I have been looking for awhile now without much success for a left handed bow for the girlfriend and a youth bow for my son. I used to see them for sale regularly, youth anyways, from kids who had outgrown them, not so much anymore. Any suggestions on where to look? Would like to get them setup and practicing before this season is gone, would make great christmas presents! Any suggestions would be appreciated, thanks!


----------



## kenner97 (Feb 12, 2009)

*Left-Handed/Youth Bows*

Have you tried ArcheryTalk.com? I just recently purchased a LH bow from there. There were several to chose from, but being a little biased to Matthews, i picked up a nice DXT. 
They also had several youth bows when i was looking too.
Good Luck!!

Justin


----------



## MLK (Oct 5, 2009)

I just purchased 2 new bows for my twins, they are the Bear Apprentice and Apprentice 2 for around $289 and they are ready to shoot packages. 1 Is left handed the other is right handed with draw lengths from 14-27" and weight adjustment from 20-60 lbs.
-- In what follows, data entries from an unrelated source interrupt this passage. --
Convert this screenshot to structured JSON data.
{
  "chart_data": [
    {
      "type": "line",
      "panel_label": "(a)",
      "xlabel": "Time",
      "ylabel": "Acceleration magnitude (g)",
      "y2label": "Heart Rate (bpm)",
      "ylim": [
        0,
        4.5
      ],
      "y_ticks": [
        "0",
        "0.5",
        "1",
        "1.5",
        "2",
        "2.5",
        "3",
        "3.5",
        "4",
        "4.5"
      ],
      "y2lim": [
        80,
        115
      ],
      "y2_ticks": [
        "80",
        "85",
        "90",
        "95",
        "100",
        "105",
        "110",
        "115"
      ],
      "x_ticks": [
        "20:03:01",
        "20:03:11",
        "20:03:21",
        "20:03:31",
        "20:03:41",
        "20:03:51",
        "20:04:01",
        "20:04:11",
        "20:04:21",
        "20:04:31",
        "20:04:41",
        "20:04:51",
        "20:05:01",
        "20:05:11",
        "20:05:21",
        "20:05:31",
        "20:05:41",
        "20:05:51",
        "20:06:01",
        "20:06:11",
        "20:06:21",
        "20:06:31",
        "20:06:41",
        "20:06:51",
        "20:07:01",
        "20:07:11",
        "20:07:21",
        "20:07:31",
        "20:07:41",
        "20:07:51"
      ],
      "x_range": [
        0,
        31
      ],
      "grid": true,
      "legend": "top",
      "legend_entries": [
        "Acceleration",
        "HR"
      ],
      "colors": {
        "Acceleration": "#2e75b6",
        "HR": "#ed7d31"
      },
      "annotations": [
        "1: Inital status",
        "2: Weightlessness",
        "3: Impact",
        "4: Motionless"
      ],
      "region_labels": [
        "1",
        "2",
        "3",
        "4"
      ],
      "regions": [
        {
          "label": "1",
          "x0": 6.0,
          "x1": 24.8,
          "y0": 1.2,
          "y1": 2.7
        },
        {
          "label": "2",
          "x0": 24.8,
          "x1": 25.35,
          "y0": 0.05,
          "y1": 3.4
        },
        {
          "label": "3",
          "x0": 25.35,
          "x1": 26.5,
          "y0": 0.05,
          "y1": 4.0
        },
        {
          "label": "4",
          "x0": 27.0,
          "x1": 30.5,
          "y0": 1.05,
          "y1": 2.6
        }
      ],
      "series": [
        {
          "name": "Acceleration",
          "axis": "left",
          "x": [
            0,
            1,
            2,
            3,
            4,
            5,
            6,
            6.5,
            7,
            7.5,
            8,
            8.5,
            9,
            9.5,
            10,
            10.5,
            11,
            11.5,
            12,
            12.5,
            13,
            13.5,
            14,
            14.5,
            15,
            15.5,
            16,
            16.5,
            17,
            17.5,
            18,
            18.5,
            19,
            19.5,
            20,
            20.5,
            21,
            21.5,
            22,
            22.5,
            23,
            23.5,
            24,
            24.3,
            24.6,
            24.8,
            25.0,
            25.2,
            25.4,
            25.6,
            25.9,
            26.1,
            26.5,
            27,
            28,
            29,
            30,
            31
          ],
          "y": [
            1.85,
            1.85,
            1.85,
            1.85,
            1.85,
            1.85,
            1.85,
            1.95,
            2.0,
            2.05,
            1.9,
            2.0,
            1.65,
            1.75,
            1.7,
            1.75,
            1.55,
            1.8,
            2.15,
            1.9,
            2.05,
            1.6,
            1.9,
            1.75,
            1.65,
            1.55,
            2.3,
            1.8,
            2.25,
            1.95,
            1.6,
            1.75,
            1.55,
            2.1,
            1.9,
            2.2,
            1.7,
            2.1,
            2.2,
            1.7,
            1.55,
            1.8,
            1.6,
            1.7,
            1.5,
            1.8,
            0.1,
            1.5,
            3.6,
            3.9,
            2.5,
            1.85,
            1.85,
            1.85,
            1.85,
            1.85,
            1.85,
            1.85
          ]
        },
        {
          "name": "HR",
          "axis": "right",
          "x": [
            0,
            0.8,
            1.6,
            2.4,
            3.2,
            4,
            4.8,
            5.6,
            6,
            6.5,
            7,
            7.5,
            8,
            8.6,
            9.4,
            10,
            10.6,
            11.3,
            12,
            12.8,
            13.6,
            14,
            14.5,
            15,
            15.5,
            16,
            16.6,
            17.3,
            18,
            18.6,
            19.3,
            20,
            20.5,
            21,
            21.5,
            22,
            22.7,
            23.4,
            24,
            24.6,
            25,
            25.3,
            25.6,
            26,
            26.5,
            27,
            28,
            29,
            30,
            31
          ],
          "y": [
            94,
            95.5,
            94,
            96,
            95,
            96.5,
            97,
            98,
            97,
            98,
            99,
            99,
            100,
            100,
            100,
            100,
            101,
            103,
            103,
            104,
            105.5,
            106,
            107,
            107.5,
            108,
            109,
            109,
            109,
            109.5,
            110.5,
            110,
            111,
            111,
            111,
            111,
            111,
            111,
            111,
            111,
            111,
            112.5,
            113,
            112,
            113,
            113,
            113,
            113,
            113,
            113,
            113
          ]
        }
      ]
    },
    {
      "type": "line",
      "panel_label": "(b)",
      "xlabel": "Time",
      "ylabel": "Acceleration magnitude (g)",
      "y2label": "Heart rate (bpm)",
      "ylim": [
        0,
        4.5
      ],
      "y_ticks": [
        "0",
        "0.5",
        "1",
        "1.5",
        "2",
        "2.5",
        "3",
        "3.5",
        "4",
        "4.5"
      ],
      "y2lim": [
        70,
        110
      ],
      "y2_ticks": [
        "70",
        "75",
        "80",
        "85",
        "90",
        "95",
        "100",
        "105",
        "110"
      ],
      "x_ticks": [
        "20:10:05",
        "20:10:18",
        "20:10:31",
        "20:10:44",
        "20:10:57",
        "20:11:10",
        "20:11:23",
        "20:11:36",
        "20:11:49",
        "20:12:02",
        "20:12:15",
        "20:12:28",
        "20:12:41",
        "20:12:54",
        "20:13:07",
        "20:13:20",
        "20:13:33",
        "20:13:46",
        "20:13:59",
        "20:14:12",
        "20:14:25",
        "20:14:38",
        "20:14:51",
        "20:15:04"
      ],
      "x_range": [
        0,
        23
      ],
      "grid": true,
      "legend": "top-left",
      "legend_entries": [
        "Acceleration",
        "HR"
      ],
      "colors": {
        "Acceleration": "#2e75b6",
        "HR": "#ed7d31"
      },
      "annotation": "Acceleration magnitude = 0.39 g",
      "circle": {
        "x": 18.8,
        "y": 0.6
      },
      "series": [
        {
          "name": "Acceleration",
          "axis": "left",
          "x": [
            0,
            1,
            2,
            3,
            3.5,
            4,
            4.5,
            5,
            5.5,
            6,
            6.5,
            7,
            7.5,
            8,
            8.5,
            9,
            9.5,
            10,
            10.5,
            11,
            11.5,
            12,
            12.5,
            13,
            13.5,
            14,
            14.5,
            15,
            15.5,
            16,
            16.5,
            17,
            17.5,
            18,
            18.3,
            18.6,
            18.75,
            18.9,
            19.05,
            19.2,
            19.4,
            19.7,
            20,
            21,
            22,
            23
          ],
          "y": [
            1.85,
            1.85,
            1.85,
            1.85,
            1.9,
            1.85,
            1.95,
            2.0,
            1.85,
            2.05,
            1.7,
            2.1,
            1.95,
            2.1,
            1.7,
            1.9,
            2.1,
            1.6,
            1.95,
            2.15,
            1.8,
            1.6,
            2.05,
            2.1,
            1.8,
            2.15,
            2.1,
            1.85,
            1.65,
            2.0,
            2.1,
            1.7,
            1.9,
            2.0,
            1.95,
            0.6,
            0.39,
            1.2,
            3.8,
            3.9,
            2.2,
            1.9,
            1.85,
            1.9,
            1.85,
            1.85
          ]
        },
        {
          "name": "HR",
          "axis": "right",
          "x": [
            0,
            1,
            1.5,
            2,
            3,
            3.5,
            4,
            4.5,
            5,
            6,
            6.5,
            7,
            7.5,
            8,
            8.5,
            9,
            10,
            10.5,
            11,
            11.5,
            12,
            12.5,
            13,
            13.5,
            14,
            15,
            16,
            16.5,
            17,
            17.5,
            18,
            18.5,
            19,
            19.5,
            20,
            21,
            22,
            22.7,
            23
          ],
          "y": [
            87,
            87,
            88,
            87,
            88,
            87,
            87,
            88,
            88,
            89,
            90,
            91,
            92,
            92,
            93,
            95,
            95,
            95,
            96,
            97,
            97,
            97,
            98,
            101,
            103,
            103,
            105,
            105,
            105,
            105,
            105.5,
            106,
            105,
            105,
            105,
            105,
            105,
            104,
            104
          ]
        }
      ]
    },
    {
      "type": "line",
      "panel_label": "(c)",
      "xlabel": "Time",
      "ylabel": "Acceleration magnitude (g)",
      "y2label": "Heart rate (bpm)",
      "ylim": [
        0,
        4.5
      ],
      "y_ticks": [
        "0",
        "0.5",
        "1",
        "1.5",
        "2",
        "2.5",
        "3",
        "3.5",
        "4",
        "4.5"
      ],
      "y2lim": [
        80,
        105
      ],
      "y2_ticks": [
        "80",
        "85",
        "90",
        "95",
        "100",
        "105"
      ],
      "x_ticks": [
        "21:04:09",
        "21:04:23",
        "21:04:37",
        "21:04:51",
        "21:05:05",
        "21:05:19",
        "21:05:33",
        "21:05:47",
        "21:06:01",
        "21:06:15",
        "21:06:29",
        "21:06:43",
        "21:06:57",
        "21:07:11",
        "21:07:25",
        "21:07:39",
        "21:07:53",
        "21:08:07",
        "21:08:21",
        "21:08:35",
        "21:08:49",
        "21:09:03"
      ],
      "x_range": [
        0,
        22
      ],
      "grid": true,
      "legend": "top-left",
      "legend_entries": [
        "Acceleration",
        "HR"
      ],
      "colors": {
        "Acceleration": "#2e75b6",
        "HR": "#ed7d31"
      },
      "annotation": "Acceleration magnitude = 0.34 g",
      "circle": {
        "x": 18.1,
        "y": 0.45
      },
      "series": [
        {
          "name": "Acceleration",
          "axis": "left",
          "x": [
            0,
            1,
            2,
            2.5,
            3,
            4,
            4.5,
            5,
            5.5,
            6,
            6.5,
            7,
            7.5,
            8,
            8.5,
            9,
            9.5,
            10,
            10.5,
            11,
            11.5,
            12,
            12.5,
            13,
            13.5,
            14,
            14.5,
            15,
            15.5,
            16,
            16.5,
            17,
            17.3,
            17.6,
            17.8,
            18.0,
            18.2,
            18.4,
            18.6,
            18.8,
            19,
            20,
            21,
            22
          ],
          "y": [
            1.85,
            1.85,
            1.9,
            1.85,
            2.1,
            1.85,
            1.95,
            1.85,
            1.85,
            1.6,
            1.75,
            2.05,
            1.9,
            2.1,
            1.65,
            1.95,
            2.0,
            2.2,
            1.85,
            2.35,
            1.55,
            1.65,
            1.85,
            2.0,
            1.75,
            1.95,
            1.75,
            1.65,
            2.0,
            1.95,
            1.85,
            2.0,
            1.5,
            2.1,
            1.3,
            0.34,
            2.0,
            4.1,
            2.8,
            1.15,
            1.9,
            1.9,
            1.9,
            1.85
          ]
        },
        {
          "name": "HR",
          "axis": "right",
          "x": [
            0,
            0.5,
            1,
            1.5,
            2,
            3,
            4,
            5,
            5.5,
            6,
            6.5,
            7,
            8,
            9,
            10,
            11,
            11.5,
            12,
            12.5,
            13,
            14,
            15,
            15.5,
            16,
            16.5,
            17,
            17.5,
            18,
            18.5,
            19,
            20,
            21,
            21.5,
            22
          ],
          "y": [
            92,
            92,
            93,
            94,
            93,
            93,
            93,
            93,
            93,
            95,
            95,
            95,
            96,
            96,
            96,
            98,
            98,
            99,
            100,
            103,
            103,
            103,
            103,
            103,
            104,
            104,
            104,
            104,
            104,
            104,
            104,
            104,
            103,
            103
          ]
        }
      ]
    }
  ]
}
Will have to get u the name of the archery shop I ordered them from.


----------



## GTD (Aug 18, 2005)

3 rivers archery dot com. Just ordered a left handed recurve for my son from this site.


----------



## 01 Aggie (Mar 13, 2006)

One post like this on Texasbowhunter.com and you would have 10 people with bows that would work for you.


----------



## Trouthunter (Dec 18, 1998)

There are two left hand Matthews bows in the classifieds right now.

TH


----------



## txnitro (Jun 4, 2004)

PM sent...


----------



## hb (Jul 30, 2011)

I appreciate the feedback guys. pm' s answered.


----------



## Rack Ranch (May 25, 2004)

If you haven't already check to make certain your GF is left eye dominant before you buy the bow...Walker


----------